As the day wore on, however, I remembered my own reactions when Mel Gibson’s “Passion of the Christ” was released in 2004.  Initially I refused to even consider seeing the movie, but eventually I went. From that point on, however, I boycotted everything having to do with Gibson. Did Mel have a right to his opinion about what happened to Jesus? He certainly did. Do I have the right to believe that the situation unfolded differently? I definitely do. In part, I objected to how Gibson depicted Jews in the film, and told everyone I knew to avoid seeing it. But upon closer reflection, I realize that I mostly became incensed by his anti-Semitic slurs and behaviors both before and after the production was released. Having a different perspective is one thing, but being a “Jew-hater” is another.

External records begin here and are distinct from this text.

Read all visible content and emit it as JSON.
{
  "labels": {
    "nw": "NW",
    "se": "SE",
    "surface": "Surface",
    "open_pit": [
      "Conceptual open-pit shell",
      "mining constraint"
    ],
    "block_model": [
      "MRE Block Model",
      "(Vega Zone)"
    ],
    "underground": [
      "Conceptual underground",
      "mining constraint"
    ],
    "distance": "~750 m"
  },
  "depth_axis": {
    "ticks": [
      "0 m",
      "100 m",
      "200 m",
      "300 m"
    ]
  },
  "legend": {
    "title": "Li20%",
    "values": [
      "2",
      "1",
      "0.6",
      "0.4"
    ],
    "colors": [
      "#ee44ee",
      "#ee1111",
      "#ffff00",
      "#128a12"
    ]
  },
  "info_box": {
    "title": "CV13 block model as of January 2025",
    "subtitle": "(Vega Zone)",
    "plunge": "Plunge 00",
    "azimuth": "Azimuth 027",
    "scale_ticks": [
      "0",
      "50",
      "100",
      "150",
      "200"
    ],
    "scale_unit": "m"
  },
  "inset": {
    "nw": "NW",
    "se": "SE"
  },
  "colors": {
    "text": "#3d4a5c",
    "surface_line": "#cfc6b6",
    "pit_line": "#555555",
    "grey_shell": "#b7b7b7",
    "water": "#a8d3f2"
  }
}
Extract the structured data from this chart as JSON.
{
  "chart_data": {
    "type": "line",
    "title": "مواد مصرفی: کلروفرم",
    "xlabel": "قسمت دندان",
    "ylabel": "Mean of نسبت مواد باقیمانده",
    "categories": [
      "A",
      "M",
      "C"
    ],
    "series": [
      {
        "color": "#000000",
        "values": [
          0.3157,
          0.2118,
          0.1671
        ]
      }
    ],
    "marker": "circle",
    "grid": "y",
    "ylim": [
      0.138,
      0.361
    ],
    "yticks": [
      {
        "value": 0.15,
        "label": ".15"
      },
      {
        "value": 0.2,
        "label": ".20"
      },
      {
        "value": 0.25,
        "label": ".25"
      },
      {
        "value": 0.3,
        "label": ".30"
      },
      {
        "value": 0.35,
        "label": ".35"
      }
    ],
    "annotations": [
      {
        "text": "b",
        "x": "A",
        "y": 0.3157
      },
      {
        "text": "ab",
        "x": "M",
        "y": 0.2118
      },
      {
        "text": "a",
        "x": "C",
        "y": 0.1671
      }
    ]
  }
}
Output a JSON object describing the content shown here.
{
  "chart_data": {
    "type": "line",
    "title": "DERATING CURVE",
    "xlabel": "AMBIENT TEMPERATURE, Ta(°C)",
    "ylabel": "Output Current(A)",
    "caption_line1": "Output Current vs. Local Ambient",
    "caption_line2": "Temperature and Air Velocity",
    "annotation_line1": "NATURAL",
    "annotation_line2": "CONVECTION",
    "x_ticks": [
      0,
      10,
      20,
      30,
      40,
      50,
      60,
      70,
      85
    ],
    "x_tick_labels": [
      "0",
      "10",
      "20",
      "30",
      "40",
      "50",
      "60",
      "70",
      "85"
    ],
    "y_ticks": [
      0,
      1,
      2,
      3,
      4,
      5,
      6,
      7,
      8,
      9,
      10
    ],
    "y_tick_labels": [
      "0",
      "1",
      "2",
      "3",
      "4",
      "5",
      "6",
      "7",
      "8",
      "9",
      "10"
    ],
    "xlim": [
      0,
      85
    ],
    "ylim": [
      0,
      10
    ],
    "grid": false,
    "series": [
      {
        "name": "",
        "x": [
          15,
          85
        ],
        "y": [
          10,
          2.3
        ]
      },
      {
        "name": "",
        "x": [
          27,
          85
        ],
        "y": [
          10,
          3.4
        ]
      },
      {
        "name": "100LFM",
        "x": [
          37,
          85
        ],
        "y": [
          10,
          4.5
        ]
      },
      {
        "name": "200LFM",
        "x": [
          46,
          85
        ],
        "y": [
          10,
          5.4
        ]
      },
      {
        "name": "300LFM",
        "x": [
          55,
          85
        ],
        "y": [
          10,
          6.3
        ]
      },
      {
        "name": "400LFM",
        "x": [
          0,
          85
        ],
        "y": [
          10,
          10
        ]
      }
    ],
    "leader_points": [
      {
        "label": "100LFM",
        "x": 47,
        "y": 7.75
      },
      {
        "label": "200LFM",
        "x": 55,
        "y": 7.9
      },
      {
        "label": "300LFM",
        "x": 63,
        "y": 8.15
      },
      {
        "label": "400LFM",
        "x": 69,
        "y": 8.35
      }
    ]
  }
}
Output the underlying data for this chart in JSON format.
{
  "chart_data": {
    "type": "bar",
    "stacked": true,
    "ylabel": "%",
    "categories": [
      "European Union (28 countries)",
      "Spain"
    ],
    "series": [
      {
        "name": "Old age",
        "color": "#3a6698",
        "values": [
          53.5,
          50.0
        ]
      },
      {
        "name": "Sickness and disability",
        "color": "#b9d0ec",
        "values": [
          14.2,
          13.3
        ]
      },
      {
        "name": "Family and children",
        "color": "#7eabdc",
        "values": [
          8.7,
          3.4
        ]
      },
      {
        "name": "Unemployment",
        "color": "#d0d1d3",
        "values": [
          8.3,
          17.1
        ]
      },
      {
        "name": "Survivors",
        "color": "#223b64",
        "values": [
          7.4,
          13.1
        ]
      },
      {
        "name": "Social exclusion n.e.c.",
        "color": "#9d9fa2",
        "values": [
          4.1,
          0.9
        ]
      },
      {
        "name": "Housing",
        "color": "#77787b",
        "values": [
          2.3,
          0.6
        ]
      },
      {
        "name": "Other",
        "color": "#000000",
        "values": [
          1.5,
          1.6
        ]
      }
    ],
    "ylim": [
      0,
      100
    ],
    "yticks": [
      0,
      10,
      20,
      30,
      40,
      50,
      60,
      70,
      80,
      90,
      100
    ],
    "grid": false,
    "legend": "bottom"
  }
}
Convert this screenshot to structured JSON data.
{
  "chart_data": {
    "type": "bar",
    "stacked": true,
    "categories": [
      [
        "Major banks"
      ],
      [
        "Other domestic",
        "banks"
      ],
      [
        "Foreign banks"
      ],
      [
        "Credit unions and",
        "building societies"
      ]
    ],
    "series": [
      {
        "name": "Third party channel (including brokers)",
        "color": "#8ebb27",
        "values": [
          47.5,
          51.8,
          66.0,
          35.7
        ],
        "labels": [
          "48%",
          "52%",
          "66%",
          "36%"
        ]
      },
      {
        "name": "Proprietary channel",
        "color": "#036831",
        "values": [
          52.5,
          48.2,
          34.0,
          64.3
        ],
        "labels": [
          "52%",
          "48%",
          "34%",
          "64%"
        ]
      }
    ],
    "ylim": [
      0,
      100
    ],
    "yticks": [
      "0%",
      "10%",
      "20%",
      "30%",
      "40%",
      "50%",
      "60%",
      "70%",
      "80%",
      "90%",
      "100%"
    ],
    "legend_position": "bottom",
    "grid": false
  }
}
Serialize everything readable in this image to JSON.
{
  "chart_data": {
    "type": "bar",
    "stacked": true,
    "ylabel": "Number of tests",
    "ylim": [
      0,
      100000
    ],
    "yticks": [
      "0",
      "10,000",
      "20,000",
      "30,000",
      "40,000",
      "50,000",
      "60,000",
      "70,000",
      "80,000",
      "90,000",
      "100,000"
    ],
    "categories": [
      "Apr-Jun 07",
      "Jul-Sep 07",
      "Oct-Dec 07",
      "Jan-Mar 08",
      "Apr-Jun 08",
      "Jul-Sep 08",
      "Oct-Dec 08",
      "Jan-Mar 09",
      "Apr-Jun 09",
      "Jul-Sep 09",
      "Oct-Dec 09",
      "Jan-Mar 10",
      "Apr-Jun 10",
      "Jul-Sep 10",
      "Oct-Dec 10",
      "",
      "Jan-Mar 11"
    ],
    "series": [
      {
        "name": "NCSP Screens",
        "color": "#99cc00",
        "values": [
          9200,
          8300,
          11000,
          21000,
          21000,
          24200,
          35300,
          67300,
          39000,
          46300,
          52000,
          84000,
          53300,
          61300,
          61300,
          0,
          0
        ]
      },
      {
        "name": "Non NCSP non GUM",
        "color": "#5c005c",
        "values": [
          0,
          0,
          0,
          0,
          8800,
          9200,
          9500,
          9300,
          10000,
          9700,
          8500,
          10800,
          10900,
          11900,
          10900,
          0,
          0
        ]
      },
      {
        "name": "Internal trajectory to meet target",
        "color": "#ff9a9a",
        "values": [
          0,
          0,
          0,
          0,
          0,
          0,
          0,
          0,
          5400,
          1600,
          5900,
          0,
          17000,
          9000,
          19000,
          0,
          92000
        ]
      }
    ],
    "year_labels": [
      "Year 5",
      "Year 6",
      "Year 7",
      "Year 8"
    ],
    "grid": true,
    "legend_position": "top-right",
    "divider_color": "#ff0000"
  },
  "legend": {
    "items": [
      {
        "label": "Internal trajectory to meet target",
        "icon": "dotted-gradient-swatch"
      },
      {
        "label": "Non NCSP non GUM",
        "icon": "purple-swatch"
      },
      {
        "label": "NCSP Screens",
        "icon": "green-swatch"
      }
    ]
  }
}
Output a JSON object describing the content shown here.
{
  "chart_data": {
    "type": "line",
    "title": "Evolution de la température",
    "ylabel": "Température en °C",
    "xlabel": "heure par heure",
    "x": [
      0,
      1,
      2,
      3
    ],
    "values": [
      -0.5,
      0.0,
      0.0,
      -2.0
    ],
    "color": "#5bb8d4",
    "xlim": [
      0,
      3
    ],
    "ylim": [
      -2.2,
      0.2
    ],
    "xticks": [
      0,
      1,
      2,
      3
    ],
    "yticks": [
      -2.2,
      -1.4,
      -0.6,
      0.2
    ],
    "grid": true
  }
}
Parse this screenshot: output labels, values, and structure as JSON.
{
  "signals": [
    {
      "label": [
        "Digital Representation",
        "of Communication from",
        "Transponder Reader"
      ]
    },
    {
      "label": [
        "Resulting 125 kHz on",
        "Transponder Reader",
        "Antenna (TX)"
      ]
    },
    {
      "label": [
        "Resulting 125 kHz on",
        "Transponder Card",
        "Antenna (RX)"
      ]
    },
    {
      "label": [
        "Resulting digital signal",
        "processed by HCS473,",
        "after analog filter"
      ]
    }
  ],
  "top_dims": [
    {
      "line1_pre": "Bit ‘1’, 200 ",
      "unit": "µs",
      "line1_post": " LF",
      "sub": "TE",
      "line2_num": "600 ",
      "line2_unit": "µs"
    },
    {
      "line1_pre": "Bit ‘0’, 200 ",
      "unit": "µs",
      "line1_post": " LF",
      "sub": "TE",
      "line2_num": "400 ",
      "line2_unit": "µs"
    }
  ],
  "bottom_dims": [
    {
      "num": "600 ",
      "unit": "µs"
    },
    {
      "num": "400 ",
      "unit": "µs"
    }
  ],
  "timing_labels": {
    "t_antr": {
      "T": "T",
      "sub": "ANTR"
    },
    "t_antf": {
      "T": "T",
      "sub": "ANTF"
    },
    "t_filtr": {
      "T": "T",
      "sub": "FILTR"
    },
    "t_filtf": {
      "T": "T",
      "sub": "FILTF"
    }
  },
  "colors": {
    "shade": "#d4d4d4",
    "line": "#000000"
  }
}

My personal take-away from all of this? There are multiple sides to and interpretations of every tale; especially if there are no cold, hard facts to rely upon. As such, everyone is entitled to have his or her own ideas about the meanings or lessons being conveyed. Information (through books, films, the internet, etc.) should be made available to the public (i.e. not censored – unless required due to age limitations); however, people also should have the right to choose whether or not they wish to avail themselves of it.

In the case of faith-based stories, I think it’s important to hear and to try to understand a different viewpoint in a non-judgmental way.  It is only through uncensored, open, and honest communications that we can hope to promote understanding and tolerance between different races, ethnicities, and religions. No one has a monopoly on “the truth.”

I’m interested in seeing “Noah.” The computer graphics of the Ark and the flood promise to be amazing!